Workload

With regards to employee workloads in the 2002-2006 contract between TUGSA and the Temple administration, the following points are intended to clarify exactly what was agreed upon (e.g., that a maximum of 20 hours of work per week can be required), and exactly what was not agreed upon (e.g., that teaching 6 credit hours equals 20 hours of work per week): 

  • The contract specifies that “[a] maximum of 20 calculated clock hours of service per week is required of TA/RAs for a full-time appointment.” During negotiations, the administration repeatedly assured our negotiators that the term “calculated clock hours” meant actual hours of labor, as distinct from credit hours.
  • The administration has unilaterally drafted workload guidelines (available here) that state that, for those TAs working as primary instructors, 1 credit hour of teaching entails 3.33 hours of work per week. For those TAs assisting primary instructors, their guidelines state that the ratio is 1 credit hour to 1.67 hours of work per week.
  • The administration fought to insert their unilaterally drafted guidelines into the contract, but TUGSA refused. Our negotiators repeatedly told the administration that we did not accept their formulae and that we would not accept any agreement containing the guidelines. Only hours before an agreement was reached, the administration’s negotiators agreed to remove their guidelines from the contract language on workload. TUGSA has never agreed and will never agree to the administration’s guidelines.
  • In the contract, the parties agree that the assignment of duties is a management right (i.e., not subject to negotiation or grievance), and that the university is free to unilaterally establish its own guidelines for assigning duties, without having to negotiate an agreement with TUGSA. Although TUGSA agreed that the guidelines were a matter of non-negotiable university policy, our negotiators did so with the clear understanding that no such policy superseded the contractual guarantee of a 20 hour per week maximum workload.
  • Administrators have been recently circulating copies of their workload guidelines with TUGSA negotiator Arthur Hochner’s initials on them. Hochner initialed the document given to him with the explicit understanding that his initials only verified his receipt of the document, and not TUGSA’s agreement to the document. If administrators mean to imply that TUGSA signed off on the workload guidelines, their circulation of the initialed document is disingenuous.
  • The contract establishes a special process by which workloads in excess of 20 hours may be contested. This process is separate from (and not subject to) the contract’s usual grievance and arbitration process. The workload review process is structured to allow for participation by faculty, the administration, graduate employees, and the union. If the employee is determined to have an excessive workload, the review process can implement remedies, including additional pay.
  • The administration’s negotiators repeatedly assured our negotiators that, if an employee was assigned duties that required more than 20 hours per week of labor, that employee could receive relief under the workload review process, regardless of whether the duties assigned conformed to the administration’s workload guidelines. Thus, a TA whose assignments actually require 30 hours of service per week will be entitled to relief under the review process, even if the university guidelines specify that her assignments should theoretically require only 20 hours per week.
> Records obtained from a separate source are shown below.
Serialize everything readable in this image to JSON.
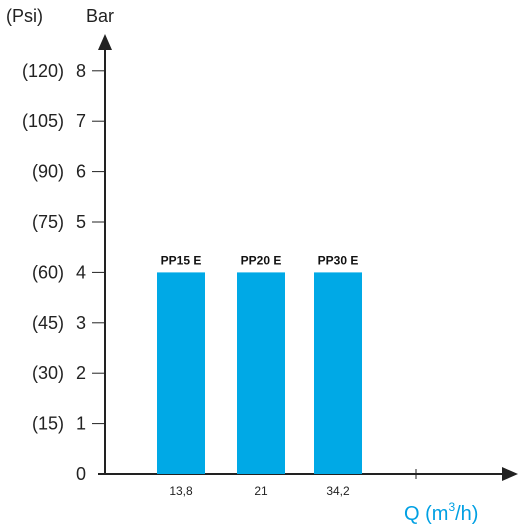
{
  "chart_data": {
    "type": "bar",
    "categories": [
      "13,8",
      "21",
      "34,2"
    ],
    "values": [
      4,
      4,
      4
    ],
    "bar_labels": [
      "PP15 E",
      "PP20 E",
      "PP30 E"
    ],
    "ylabel": "Bar",
    "ylabel_secondary": "(Psi)",
    "yticks": [
      "0",
      "1",
      "2",
      "3",
      "4",
      "5",
      "6",
      "7",
      "8"
    ],
    "yticks_secondary": [
      "(15)",
      "(30)",
      "(45)",
      "(60)",
      "(75)",
      "(90)",
      "(105)",
      "(120)"
    ],
    "xlabel": {
      "prefix": "Q (m",
      "sup": "3",
      "suffix": "/h)"
    },
    "ylim": [
      0,
      8
    ],
    "grid": false,
    "legend": "none",
    "colors": {
      "bar": "#00a9e6",
      "axis": "#222222",
      "xlabel": "#00a0e3"
    }
  }
}
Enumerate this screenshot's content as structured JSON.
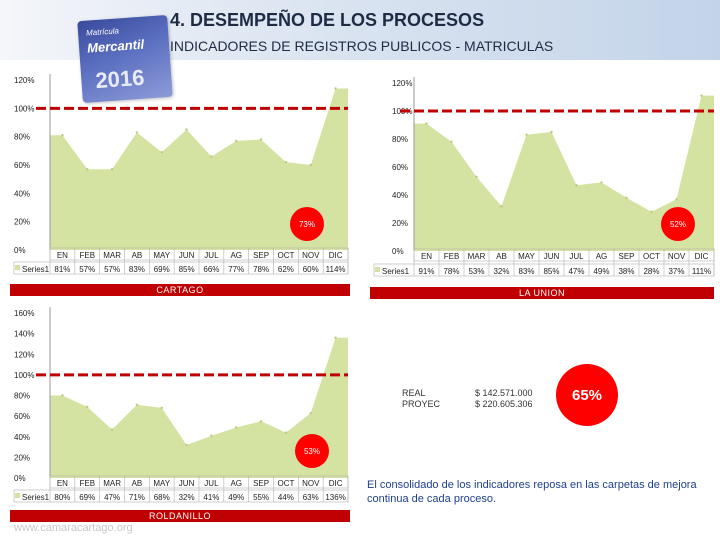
{
  "title": "4. DESEMPEÑO DE LOS PROCESOS",
  "subtitle": "INDICADORES DE REGISTROS PUBLICOS - MATRICULAS",
  "logo": {
    "line1": "Matrícula",
    "line2": "Mercantil",
    "year": "2016"
  },
  "colors": {
    "area": "#d5e3a2",
    "target": "#c00000",
    "badge": "#ff0000",
    "caption": "#c00000"
  },
  "chart_data": [
    {
      "type": "area",
      "name": "CARTAGO",
      "categories": [
        "EN",
        "FEB",
        "MAR",
        "AB",
        "MAY",
        "JUN",
        "JUL",
        "AG",
        "SEP",
        "OCT",
        "NOV",
        "DIC"
      ],
      "series": [
        {
          "name": "Series1",
          "values": [
            81,
            57,
            57,
            83,
            69,
            85,
            66,
            77,
            78,
            62,
            60,
            114
          ]
        }
      ],
      "value_labels": [
        "81%",
        "57%",
        "57%",
        "83%",
        "69%",
        "85%",
        "66%",
        "77%",
        "78%",
        "62%",
        "60%",
        "114%"
      ],
      "yticks": [
        "0%",
        "20%",
        "40%",
        "60%",
        "80%",
        "100%",
        "120%"
      ],
      "ylim": [
        0,
        120
      ],
      "target": 100,
      "badge": "73%"
    },
    {
      "type": "area",
      "name": "LA UNION",
      "categories": [
        "EN",
        "FEB",
        "MAR",
        "AB",
        "MAY",
        "JUN",
        "JUL",
        "AG",
        "SEP",
        "OCT",
        "NOV",
        "DIC"
      ],
      "series": [
        {
          "name": "Series1",
          "values": [
            91,
            78,
            53,
            32,
            83,
            85,
            47,
            49,
            38,
            28,
            37,
            111
          ]
        }
      ],
      "value_labels": [
        "91%",
        "78%",
        "53%",
        "32%",
        "83%",
        "85%",
        "47%",
        "49%",
        "38%",
        "28%",
        "37%",
        "111%"
      ],
      "yticks": [
        "0%",
        "20%",
        "40%",
        "60%",
        "80%",
        "100%",
        "120%"
      ],
      "ylim": [
        0,
        120
      ],
      "target": 100,
      "badge": "52%"
    },
    {
      "type": "area",
      "name": "ROLDANILLO",
      "categories": [
        "EN",
        "FEB",
        "MAR",
        "AB",
        "MAY",
        "JUN",
        "JUL",
        "AG",
        "SEP",
        "OCT",
        "NOV",
        "DIC"
      ],
      "series": [
        {
          "name": "Series1",
          "values": [
            80,
            69,
            47,
            71,
            68,
            32,
            41,
            49,
            55,
            44,
            63,
            136
          ]
        }
      ],
      "value_labels": [
        "80%",
        "69%",
        "47%",
        "71%",
        "68%",
        "32%",
        "41%",
        "49%",
        "55%",
        "44%",
        "63%",
        "136%"
      ],
      "yticks": [
        "0%",
        "20%",
        "40%",
        "60%",
        "80%",
        "100%",
        "120%",
        "140%",
        "160%"
      ],
      "ylim": [
        0,
        160
      ],
      "target": 100,
      "badge": "53%"
    }
  ],
  "budget": {
    "real_label": "REAL",
    "proyec_label": "PROYEC",
    "real_value": "$ 142.571.000",
    "proyec_value": "$ 220.605.306",
    "percent": "65%"
  },
  "summary": "El consolidado de los indicadores  reposa en las carpetas de mejora continua de cada proceso.",
  "watermark": "www.camaracartago.org"
}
We have heard it reported that certain individuals have interpreted (or have been told to interpret) the contract as meaning that a 6 credit hour teaching load is appropriate, regardless of the actual amount of labor such a teaching load would require. Such was not the understanding our negotiators and the administration reached at the table. According to the agreement we reached, management’s unilaterally-determined guidelines do not supersede the agreed-upon 20 hour per week maximum, and the workload review process exists to challenge excessive workloads.

In the event that any employee’s workload exceeds twenty hours per week next academic year, we must be prepared to fight that abuse of the contract vigorously, both through the workload review process and all other means necessary.